Backup Woes
Few years ago, my laptop was stolen from my bedroom in a house less than a block from the police station. Since then, I’ve been very good about backing up work-related stuff.. but have been more lax about music, pictures and other large files.
Fast forward to last week: I dropped off my laptop at the Apple store to have the LCD cable replaced. Due to way Apple’s flatrate servicing works, they not only replaced the cable but also the aging hardrive and returned my laptop with a fresh install of Leopard minus all my files. Even though I hadn’t had any problems with the drive and wasn’t expecting it to be replaced (my request was only for the LCD cable), I had asked our department sysadmin to backup my entire harddrive in case the laptop was lost or damaged during shipping.

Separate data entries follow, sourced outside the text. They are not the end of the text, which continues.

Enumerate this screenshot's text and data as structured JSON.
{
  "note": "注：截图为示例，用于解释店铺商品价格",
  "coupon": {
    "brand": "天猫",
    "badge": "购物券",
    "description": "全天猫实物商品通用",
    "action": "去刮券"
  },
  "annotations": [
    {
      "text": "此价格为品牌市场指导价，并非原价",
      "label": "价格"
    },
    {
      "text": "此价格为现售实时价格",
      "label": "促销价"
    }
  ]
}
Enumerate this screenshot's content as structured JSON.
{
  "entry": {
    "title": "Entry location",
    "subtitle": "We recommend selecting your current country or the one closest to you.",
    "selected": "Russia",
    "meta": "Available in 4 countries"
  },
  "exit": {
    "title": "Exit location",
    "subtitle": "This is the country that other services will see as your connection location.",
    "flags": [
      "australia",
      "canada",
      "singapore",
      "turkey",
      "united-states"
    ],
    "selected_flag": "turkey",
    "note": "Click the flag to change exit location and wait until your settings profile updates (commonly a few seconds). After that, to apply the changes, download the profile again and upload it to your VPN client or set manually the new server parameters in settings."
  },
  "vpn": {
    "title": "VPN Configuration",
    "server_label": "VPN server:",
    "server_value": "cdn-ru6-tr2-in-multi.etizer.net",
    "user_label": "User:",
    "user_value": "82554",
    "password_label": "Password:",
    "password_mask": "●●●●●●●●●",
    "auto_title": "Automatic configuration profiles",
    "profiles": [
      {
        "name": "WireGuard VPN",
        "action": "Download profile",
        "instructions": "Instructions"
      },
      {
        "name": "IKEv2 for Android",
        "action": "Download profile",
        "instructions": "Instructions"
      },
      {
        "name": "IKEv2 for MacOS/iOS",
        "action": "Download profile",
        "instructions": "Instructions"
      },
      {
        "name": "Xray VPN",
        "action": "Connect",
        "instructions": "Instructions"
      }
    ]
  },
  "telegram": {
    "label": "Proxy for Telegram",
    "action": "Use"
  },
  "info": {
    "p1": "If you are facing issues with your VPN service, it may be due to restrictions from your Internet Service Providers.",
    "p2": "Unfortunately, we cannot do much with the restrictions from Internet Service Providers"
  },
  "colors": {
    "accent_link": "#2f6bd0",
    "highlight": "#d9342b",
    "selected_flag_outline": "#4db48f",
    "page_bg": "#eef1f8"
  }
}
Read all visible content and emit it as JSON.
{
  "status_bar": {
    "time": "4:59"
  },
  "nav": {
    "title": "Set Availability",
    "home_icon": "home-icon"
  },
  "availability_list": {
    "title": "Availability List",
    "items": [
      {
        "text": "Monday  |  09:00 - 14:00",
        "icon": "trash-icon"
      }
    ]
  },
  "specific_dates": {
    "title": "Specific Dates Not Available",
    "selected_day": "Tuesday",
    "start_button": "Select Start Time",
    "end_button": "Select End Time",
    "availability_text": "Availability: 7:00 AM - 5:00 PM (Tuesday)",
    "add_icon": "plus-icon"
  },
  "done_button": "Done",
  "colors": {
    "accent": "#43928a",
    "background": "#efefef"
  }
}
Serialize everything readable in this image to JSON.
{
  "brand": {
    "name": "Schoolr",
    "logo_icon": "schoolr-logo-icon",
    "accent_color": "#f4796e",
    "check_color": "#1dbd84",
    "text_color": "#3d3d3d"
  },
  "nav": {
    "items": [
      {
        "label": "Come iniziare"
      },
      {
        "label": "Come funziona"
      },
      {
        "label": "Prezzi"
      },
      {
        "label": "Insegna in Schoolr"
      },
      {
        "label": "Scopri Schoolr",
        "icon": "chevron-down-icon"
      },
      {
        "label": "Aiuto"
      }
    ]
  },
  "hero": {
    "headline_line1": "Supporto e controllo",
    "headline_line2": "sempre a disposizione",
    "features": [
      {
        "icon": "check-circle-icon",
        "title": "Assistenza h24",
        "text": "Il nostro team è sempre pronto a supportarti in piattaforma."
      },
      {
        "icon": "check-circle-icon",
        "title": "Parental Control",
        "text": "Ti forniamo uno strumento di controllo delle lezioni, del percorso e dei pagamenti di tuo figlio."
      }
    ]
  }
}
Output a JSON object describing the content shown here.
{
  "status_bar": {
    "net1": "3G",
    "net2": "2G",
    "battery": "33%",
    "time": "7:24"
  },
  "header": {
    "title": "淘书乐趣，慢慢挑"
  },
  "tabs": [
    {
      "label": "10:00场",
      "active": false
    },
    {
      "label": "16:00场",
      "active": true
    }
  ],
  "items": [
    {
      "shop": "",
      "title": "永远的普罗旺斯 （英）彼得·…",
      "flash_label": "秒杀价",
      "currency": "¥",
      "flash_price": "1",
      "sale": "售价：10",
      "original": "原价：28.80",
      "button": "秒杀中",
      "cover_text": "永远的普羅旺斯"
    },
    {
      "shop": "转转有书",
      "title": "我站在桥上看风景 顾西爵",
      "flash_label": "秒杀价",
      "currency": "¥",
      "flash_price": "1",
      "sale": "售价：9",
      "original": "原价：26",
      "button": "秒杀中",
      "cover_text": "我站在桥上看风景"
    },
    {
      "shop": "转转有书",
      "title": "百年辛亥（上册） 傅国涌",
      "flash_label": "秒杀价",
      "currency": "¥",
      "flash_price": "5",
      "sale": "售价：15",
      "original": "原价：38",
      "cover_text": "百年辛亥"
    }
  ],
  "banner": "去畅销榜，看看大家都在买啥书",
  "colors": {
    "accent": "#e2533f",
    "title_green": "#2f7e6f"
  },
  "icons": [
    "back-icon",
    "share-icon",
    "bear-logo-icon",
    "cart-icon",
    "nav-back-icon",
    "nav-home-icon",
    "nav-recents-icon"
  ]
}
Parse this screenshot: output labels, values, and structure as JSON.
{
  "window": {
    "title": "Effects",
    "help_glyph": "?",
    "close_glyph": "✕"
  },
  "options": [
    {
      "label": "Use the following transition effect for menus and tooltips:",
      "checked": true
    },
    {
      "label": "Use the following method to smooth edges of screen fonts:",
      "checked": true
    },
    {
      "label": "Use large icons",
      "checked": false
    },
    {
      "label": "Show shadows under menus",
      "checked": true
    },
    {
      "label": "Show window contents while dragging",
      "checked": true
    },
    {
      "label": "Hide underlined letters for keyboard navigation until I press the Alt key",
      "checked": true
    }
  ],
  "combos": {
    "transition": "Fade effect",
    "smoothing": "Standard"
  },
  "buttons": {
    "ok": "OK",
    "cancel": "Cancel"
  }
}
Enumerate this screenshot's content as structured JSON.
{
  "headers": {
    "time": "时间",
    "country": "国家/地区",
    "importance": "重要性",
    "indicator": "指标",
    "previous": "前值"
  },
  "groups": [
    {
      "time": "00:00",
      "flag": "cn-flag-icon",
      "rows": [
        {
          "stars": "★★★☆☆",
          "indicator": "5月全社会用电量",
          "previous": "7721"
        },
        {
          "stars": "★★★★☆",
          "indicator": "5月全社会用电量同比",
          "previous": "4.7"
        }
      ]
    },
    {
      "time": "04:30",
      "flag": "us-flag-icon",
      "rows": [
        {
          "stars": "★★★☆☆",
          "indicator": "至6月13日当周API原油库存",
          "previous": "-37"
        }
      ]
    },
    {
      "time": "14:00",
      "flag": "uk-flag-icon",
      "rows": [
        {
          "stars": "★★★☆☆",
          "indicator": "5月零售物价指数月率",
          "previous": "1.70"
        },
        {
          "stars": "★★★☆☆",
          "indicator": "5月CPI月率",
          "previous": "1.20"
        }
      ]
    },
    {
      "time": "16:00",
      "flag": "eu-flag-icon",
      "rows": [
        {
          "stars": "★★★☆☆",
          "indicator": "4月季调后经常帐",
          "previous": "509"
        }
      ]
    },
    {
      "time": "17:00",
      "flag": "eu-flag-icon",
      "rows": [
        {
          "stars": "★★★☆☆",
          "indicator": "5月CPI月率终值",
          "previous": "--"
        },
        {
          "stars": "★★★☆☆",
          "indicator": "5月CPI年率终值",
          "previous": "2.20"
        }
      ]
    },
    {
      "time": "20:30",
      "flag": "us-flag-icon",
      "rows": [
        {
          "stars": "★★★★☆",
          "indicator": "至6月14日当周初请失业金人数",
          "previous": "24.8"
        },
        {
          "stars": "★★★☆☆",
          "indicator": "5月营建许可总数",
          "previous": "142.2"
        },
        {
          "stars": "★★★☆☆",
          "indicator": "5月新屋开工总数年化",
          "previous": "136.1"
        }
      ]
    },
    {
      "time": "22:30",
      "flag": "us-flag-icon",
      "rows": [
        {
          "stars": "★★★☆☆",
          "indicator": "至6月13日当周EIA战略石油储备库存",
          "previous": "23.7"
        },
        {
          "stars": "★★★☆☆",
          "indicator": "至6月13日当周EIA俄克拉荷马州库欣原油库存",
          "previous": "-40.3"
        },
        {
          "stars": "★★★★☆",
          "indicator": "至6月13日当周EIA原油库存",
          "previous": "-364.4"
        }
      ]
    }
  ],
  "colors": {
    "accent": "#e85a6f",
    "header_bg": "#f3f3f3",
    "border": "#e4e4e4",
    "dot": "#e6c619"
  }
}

So when I got my laptop without all my files, I was frustrated with Apple for neither copying over my files nor contacting me before erasing them, but I wasn’t worried. I patted myself on the back for having a good automated backup strategy for work files and for being proactive enough to backup the entire drive before sending in the laptop. At worst, I thought, it would cost me an extra day without my laptop. Earlier today, I learned that the external drive used by our department sysadmin had failed. I had lost all music and photos. I don’t care much about the music but I had many photos I cared about. I panicked and rummaged through all my CDs and DVDs and looked through all the old folders on the external drive.
Luckily, last month, I was playing with Adobe Lightroom and had imported all of my iPhoto pics to it and tested its backup feature with my external drive.. so I was able to recover all photos more than a month old. I have no mp3s but there’s a box full of old CDs under my desk that I could reacquaint myself with (late nineties, here I come!).
So, remember kids, backup your files.. and backup your backups.
ps. I fully expect to make a post in a couple of months about how I’m glad I survived the fire/tornado/whatever but really wished that I had used some off-site backups.